Social Security Number
A Social Security number is the most common individual taxpayer ID number, and it is also the only tax ID number not issued by the Internal Revenue Service. A person must use an SSN to file personal income taxes if one has been assigned. To receive an SSN, a person must be a U.S. citizen or legal alien resident. Applications for SSNs are submitted on Form SS-5 through local Social Security offices. When an application is submitted, proof of citizenship or legal residence and verification of age and identity must be provided. Documents that can be used to prove age and identity include driver's licenses, passports and birth certificates.
Individual Taxpayer Identification Number
An individual taxpayer identification number is issued to resident and nonresident aliens who aren't eligible for a Social Security number. An ITIN is used to file tax returns and other tax-related documents. To apply for one, the applicant must submit IRS Form W-7. Documents proving the identity and foreign status of the applicant must accompany the form. Any local IRS office or authorized IRS acceptance agent can accept the application. Filers who use an ITIN may not claim the earned-income tax credit.
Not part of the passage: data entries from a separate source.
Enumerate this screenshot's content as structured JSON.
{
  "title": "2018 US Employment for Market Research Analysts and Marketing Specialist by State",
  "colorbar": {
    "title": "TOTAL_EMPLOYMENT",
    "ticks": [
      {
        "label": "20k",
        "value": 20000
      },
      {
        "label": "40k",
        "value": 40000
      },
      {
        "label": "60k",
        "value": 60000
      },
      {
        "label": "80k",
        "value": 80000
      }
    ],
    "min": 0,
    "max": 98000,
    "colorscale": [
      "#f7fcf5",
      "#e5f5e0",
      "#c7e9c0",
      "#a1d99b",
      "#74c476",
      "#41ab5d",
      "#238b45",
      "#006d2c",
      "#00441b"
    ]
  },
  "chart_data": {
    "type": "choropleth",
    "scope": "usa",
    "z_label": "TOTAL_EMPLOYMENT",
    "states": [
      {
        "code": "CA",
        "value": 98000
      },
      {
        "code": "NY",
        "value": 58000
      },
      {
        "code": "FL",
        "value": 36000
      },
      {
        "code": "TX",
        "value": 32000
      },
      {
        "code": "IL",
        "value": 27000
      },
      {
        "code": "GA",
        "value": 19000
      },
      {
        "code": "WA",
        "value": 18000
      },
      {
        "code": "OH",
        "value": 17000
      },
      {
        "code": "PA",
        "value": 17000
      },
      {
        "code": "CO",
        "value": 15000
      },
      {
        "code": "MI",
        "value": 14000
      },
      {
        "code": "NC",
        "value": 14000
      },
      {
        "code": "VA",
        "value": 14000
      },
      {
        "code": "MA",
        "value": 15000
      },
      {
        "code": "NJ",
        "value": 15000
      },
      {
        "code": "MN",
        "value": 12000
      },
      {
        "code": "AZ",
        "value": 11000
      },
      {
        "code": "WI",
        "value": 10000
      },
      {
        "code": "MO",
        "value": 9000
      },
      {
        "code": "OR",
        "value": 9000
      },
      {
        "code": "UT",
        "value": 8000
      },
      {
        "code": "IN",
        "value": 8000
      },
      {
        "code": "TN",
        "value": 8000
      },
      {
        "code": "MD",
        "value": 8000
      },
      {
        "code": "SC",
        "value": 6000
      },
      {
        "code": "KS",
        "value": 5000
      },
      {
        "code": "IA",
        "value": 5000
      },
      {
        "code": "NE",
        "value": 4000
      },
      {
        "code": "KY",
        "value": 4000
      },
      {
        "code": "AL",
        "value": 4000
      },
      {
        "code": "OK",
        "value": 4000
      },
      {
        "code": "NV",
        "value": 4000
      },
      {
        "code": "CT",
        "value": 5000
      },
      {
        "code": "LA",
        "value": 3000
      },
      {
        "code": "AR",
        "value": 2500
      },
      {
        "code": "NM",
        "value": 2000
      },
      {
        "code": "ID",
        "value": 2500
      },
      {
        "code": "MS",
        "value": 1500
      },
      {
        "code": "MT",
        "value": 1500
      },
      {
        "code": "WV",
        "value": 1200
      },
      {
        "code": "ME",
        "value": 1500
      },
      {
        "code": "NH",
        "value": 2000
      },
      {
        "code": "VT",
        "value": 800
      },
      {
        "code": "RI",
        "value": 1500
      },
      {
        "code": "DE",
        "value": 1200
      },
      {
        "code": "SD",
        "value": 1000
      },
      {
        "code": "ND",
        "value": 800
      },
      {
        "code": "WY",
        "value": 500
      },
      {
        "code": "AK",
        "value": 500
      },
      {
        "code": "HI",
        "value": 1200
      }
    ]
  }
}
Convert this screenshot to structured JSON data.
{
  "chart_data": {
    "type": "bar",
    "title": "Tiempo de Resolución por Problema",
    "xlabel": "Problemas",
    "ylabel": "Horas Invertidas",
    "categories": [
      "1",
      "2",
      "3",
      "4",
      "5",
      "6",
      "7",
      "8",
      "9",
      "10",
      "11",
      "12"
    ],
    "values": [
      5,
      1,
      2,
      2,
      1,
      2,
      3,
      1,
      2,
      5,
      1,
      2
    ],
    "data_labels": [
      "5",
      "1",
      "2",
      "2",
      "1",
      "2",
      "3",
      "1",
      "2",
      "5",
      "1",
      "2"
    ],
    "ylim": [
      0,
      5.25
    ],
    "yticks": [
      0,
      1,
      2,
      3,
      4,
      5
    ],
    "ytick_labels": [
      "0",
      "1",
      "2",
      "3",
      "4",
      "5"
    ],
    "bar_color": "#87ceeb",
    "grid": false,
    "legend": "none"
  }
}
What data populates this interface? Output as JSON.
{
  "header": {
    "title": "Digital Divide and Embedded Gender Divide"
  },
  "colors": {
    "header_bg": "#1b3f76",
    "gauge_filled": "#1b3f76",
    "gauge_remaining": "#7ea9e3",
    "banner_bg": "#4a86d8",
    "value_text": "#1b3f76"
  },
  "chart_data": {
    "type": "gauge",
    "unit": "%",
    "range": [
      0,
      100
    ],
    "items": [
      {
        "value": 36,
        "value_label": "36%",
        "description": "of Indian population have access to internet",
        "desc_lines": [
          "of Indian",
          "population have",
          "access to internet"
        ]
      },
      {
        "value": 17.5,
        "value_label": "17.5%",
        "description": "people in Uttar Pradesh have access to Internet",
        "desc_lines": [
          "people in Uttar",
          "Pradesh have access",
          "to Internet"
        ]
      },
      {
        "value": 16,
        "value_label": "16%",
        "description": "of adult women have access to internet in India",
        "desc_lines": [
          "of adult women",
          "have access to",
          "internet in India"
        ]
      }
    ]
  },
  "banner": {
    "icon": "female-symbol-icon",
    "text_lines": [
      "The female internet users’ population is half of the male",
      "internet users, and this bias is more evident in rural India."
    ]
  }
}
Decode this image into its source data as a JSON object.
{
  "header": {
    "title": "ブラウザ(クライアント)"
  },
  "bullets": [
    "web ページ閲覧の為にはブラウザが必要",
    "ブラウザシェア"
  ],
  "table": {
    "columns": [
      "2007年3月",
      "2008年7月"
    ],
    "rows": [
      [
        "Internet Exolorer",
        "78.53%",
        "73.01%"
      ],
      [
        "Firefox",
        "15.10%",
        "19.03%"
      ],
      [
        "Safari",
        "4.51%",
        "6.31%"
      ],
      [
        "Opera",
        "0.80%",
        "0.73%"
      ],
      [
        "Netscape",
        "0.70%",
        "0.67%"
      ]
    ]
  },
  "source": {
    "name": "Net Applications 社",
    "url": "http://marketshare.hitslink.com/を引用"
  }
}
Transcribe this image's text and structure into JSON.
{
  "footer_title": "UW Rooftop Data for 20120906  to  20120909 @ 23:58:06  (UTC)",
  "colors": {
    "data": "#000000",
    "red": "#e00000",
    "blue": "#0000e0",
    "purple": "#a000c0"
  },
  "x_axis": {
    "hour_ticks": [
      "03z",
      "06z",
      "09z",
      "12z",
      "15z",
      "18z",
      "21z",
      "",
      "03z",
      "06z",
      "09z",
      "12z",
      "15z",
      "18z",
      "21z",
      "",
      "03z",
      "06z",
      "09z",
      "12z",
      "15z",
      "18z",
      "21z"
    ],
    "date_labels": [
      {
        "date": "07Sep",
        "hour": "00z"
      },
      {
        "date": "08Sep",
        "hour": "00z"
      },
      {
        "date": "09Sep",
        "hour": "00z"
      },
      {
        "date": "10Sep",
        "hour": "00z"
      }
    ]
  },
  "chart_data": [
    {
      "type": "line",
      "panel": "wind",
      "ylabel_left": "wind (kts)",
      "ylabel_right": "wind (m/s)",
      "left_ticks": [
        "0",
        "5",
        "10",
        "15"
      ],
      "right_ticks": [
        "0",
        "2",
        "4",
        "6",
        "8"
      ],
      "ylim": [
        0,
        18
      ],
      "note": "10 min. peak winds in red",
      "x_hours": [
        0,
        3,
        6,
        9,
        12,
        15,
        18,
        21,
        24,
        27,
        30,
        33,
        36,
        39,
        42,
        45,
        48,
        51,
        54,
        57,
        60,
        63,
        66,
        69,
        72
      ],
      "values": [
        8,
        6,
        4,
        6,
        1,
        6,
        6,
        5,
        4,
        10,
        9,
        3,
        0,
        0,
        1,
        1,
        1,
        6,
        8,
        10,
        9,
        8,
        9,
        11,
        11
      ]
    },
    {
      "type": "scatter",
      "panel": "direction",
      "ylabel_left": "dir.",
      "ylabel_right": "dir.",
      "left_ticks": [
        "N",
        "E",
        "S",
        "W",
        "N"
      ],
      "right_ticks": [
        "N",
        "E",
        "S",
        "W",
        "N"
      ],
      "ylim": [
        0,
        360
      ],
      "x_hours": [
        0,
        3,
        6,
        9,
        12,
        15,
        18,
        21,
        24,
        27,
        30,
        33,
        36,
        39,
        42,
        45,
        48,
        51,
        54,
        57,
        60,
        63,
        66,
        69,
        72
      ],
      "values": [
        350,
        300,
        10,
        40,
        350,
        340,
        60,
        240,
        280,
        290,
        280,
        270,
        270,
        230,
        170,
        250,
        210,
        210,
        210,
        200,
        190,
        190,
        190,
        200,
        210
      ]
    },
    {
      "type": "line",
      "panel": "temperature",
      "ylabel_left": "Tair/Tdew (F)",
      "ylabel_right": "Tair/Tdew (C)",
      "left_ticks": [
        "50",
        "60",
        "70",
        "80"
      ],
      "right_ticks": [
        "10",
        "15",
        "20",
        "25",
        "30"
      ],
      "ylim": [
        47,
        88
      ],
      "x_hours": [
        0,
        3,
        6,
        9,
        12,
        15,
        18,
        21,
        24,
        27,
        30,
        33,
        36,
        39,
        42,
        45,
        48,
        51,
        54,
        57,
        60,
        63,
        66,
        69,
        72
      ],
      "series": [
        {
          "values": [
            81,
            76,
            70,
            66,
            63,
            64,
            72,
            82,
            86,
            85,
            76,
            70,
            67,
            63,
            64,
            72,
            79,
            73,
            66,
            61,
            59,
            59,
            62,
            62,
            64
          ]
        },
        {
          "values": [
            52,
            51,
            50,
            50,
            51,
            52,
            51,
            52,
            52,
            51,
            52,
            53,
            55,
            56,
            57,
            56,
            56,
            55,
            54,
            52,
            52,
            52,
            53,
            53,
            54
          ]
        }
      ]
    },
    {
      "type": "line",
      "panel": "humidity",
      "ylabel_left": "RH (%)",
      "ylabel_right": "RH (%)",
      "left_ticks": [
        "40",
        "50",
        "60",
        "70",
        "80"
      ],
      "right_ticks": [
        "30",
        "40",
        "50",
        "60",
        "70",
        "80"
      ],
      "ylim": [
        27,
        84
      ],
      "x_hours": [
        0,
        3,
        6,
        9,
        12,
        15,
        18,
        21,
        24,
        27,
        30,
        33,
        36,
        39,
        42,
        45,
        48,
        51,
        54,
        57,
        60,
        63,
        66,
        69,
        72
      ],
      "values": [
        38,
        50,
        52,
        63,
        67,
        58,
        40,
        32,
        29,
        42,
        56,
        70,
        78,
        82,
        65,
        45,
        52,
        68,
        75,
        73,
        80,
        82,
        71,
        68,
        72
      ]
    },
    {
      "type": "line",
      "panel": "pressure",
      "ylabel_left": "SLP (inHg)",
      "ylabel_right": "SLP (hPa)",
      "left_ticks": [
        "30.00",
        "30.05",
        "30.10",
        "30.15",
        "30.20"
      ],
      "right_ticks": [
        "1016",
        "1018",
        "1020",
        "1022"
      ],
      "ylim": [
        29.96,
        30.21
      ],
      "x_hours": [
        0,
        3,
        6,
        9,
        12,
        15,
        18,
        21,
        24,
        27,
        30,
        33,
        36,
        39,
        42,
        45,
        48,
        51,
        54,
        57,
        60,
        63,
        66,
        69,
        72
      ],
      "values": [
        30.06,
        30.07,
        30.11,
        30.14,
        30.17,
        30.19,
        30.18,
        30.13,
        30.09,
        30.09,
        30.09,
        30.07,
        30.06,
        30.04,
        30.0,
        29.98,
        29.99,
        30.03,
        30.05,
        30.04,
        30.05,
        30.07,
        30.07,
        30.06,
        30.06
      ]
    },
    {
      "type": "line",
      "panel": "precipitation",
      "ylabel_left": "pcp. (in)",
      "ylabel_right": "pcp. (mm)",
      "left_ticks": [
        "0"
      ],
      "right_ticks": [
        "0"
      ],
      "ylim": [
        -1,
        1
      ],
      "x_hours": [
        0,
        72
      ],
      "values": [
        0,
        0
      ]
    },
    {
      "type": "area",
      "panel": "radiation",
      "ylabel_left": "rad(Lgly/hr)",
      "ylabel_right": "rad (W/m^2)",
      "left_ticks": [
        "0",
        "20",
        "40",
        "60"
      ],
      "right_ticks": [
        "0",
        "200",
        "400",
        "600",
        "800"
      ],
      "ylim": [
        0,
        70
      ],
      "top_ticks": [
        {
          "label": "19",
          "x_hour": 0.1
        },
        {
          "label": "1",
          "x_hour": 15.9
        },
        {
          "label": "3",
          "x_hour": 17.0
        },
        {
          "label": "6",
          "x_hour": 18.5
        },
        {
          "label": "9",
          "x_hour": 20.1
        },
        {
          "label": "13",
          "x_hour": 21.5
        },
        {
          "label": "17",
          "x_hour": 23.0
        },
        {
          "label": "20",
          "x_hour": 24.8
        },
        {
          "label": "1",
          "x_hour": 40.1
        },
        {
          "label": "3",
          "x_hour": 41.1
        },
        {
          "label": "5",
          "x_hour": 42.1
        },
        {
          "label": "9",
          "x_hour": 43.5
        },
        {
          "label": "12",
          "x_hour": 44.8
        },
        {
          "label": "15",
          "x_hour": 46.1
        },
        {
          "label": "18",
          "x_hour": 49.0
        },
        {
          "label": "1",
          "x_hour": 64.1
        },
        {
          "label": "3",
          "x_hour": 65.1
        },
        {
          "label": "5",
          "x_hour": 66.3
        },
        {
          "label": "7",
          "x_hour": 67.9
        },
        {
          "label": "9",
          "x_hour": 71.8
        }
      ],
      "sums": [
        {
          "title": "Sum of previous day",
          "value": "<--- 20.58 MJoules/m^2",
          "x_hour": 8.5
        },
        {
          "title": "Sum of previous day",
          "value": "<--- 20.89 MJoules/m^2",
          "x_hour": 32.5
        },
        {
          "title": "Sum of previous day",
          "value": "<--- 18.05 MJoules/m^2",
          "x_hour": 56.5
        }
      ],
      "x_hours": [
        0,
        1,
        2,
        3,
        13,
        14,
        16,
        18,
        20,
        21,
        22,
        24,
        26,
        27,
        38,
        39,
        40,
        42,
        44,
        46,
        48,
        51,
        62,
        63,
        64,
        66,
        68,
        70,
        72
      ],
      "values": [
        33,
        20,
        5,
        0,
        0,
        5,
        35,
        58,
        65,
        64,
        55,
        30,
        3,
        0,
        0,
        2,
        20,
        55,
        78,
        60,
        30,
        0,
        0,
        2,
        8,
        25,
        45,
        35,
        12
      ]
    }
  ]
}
Adoption Taxpayer Identification Number
An adoption taxpayer identification number is available to adoptive parents who are in the process of adopting a child. In some cases, an adopted child may be ineligible to receive an SSN by the time an adoptive parent is eligible to claim the child on a tax return. Applications for ATINs are processed by the IRS on Form W-7A. A copy of the placement agency agreement, court placement order or hospital release authorization must accompany the application. ATINs are temporary numbers and must be replaced with an SSN when the child becomes eligible to receive one.